[Par Armand IRE’]
Le vendredi 15 janvier 2016, le commissaire du gouvernement (procureur militaire) du Burkina-Faso émet un mandat d’arrêt international en l’encontre de Guillaume Kigbafori Soro président de l’Assemblée Nationale ivoirienne, ex-chef de la rébellion nordiste qui a endeuillé ce pays de l’Afrique de l’ouest durant une décennie. Que reprochent les autorités burkinabées à celui qu’on qualifie de très proche de l’ancien dictateur burkinabé Blaise Compaoré ? Retour sur une affaire d’écoutes téléphoniques qui brouille le réseau entre Ouagadougou et Abidjan.

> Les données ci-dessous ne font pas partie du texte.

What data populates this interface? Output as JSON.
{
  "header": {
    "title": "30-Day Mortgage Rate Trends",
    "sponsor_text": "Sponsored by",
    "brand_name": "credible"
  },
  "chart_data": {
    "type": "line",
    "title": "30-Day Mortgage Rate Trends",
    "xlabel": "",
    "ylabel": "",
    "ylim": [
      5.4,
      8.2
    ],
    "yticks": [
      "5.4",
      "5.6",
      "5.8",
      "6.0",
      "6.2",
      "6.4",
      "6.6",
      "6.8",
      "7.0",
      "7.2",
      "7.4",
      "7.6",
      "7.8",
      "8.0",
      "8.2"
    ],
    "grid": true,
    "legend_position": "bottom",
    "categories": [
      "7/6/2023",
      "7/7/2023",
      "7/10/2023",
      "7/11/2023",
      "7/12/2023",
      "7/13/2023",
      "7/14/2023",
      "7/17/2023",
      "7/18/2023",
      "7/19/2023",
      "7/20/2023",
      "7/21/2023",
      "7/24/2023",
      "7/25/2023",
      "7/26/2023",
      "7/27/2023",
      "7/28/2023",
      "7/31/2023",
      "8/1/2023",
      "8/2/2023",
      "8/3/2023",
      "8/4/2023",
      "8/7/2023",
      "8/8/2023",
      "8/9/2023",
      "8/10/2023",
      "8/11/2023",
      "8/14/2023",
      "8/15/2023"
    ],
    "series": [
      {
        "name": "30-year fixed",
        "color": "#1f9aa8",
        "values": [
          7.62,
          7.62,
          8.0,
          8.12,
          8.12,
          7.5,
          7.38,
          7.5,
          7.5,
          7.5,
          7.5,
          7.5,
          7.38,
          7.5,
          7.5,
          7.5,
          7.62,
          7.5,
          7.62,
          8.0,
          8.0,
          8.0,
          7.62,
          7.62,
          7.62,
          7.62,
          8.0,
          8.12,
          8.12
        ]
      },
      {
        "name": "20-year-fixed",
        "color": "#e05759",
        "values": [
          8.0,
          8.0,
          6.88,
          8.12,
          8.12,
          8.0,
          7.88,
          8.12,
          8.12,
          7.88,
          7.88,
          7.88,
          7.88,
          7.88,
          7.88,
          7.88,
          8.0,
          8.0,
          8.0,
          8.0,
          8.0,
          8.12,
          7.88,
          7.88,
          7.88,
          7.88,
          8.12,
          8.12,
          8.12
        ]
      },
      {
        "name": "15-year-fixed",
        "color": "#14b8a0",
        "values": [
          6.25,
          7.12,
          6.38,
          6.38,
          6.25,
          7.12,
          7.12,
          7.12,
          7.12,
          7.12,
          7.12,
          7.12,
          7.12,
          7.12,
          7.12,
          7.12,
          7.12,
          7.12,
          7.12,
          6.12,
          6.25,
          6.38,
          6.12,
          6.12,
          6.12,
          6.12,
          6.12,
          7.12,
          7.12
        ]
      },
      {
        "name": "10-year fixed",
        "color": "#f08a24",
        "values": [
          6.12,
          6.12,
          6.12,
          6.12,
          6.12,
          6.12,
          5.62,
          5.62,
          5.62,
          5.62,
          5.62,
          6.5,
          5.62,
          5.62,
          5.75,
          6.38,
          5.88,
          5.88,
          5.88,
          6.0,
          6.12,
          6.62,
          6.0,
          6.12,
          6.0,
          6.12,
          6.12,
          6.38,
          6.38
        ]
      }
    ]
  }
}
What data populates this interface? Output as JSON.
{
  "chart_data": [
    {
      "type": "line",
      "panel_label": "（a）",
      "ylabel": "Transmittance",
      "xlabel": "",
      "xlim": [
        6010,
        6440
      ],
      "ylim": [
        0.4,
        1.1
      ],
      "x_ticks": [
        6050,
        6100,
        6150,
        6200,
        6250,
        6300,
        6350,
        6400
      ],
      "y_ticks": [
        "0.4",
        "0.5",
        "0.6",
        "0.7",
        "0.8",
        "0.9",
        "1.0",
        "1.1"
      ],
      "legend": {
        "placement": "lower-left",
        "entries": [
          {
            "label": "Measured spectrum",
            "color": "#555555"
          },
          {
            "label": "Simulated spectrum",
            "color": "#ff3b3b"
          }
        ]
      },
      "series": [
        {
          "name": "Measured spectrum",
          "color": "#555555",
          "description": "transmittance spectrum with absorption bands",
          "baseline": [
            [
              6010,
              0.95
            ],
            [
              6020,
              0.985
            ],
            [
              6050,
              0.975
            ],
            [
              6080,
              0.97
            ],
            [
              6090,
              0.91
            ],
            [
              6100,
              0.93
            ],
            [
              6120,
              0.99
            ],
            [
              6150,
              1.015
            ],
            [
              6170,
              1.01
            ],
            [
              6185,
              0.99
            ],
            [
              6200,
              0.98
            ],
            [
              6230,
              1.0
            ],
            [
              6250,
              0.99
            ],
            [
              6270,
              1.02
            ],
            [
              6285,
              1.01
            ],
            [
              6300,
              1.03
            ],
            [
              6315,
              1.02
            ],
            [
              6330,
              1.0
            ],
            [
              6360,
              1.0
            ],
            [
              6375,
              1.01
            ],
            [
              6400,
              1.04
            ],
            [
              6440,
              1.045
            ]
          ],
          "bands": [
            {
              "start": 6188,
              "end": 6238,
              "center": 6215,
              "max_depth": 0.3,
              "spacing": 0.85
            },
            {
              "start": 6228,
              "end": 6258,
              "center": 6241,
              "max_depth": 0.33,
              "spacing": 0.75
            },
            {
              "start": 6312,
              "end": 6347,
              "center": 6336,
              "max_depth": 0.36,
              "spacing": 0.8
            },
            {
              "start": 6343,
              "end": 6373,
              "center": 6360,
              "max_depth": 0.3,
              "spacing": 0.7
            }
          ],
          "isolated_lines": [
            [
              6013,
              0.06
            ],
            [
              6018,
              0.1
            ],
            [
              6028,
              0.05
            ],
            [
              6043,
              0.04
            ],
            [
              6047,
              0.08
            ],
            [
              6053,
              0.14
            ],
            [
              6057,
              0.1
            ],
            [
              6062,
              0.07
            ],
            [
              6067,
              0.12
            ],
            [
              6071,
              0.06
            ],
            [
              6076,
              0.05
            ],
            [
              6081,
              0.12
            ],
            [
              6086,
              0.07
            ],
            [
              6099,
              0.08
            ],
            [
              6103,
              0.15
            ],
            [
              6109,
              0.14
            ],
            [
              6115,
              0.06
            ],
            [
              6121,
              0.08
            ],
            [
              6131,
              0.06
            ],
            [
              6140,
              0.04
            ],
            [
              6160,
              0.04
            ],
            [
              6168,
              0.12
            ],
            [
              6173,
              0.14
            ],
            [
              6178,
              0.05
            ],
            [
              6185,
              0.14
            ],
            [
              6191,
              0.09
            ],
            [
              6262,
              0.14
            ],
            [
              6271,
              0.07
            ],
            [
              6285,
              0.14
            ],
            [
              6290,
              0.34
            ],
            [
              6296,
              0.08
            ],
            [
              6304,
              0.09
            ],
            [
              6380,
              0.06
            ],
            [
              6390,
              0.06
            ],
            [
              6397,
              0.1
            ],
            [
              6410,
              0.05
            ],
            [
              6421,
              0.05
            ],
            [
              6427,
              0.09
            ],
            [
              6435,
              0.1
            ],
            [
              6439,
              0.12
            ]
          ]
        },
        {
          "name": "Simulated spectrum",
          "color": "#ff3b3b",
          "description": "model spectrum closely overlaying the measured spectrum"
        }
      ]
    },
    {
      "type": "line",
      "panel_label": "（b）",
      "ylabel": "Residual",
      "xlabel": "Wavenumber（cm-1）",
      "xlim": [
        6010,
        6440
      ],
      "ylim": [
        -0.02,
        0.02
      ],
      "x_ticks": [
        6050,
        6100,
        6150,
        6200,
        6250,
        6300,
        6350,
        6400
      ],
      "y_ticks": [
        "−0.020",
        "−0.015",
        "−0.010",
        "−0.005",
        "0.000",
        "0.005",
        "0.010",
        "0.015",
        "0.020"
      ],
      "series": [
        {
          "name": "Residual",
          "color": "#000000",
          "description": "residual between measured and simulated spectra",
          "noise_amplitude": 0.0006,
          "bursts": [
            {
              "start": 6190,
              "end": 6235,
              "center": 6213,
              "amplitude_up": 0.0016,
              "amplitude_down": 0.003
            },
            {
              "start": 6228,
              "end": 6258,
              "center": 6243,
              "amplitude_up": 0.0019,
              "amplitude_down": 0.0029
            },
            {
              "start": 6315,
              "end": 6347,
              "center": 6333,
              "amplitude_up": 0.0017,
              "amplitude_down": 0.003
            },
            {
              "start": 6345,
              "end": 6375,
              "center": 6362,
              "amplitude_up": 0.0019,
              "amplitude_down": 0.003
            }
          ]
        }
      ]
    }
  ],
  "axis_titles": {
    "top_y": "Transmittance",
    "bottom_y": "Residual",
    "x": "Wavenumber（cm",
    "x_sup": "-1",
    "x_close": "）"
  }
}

17 septembre 2015, des bruits assourdissants de bottes résonnent à Ouagadougou, capitale du Burkina-Faso, petit état sans façade maritime de l’Afrique de l’Ouest. Des militaires du tout-puissant régiment de sécurité présidentiel- RSP- d’où est issu le premier ministre de la transition Isaac Zida, font irruption dans la salle du conseil des ministres et enlèvent plusieurs membres du gouvernement et le président de la République. Le coup d’Etat du général Gilbert Diendéré inamovible patron de cette unité sous Blaise Compaoré (et mis sur la touche par les autorités de la transition) vient d’être perpétré. Il durera quelques jours avant de s’achever lamentablement par la reddition du général félon et la mise au pas par une insurrection populaire appuyée par l’armée
Quelques jours après cet autre épisode sanglant de l’histoire du peuple du Faso, des écoutes téléphoniques sont mises en ligne par le journaliste français d’origine camerounaise Théophile Kouamouo et Matt Bouabré un cybernaute ivoirien vivant aux USA . Ces écoutes sont des conversations entre Soro Guillaume le président de l’Assemblée Nationale ivoirienne et Djibril Bassolé ancien ministre des affaires étrangères burkinabè et proche parmi les proches de Blaise Compaoré. Dans la conversation les deux hommes parlent du soutien à accorder aux putschistes que l’union africaine qualifie de terroristes. Soro Guillaume promet une aide financière à Djibril Bassolé pour faire régner la terreur dans le Burkina et desserrer ainsi l’étau autour du général Diendéré et de ses hommes encerclés par l’armée régulière alors qu’ils étaient retranchés à Kosyam, le palais présidentiel du pays des hommes intègres.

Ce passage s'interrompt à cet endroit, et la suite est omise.